When renovating or building a new bathroom, there are several elements to consider, first being the layout. Where space is limited, a popular option is still to combine the bath and shower as it sections your bath into a wet zone and dry zone. A major benefit with a fully enclosed shower is that minimal water escapes and the area stays comfortably warmer longer and the steam is contained. However gone are the days of cleaning shower curtains, as glass shower screens are not only economically but contemporary and suit any bath shower set up. Whether you choose a traditional door with hinges or sliding door, there is a shower style to suit every space. As enclosed showers can feel cramped, we recommend our clients consider using a frameless or thin framed glass panels.

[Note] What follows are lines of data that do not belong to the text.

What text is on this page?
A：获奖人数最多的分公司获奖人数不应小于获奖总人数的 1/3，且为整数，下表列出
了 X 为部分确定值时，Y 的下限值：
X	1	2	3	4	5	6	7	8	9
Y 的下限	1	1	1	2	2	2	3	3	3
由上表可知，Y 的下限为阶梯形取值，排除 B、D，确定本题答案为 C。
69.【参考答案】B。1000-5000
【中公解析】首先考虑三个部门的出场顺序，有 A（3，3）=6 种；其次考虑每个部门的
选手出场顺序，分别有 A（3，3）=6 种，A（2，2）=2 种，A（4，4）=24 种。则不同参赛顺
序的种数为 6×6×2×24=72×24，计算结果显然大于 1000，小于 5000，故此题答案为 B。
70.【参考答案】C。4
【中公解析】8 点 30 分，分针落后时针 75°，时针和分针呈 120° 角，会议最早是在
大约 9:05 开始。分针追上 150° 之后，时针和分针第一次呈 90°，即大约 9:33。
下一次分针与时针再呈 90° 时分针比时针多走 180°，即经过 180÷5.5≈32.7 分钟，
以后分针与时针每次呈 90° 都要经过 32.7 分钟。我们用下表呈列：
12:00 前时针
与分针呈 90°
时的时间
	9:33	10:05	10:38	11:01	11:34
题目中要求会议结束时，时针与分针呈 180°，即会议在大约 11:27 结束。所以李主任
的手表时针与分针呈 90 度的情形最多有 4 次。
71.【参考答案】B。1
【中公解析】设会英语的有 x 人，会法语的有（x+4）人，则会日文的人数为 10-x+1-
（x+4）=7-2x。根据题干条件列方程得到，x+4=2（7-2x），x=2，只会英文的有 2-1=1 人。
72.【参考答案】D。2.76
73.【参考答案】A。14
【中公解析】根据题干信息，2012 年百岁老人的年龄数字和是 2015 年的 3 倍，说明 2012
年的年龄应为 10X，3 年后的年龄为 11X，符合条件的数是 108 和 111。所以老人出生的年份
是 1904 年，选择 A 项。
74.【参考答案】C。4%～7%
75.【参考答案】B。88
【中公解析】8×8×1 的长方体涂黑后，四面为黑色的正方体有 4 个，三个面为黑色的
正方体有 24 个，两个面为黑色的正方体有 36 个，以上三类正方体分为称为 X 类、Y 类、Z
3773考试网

Pro Tip 👉 If you are opting for a mixer as part of your tapware, place it outside the shower space so you don’t have to reach inside the shower to turn it on.
A contemporary and popular option is a semi-open wet zone. This style has a minimalist streamlined feel as the floor of the shower area sits flush with the rest of the room and is simply shield with a single glass pain or wall. This style allows the bathroom to feel larger, have a seamless appeal with more focus on the beautiful shower fixtures and tiles. Without a step into the shower or door, it’s a wonderfully accessible option for all users from children to people with limited mobility. Although, one thing to keep in mind is, hot steam can escape quickly so the shower can feel a little cooler without a door. To keep water contained, it’s crucial the width of the dividing glass pane is at least 1500 mm wide.
When selecting tiles are a few considerations. Choosing the right tiles for your walls and floors can create the illusion of having more space in a room but it’s tricky. Tiles that are too big will make the room seem smaller while on the other hand tiles that are very small such as mosaics will add extra grout lines and this can also visually shrink the space. Although in saying that, small tiles are suitable if you’re trying to achieve a more detailed heavy look.
For rooms that are on the smaller side, we recommend medium-sized tiles in white or light neutral tones and vertically running the tiles from the floor to ceiling in order to make the ceiling feel higher. If you are lucky enough to have a large bathroom which is over 9m2, mixing up your tiles is a great way to create separate areas of focus.
Pro Tip 👉 To help make a room feel more spacious, avoid using many different tile styles in the one space as the same tile will give a smoother flow.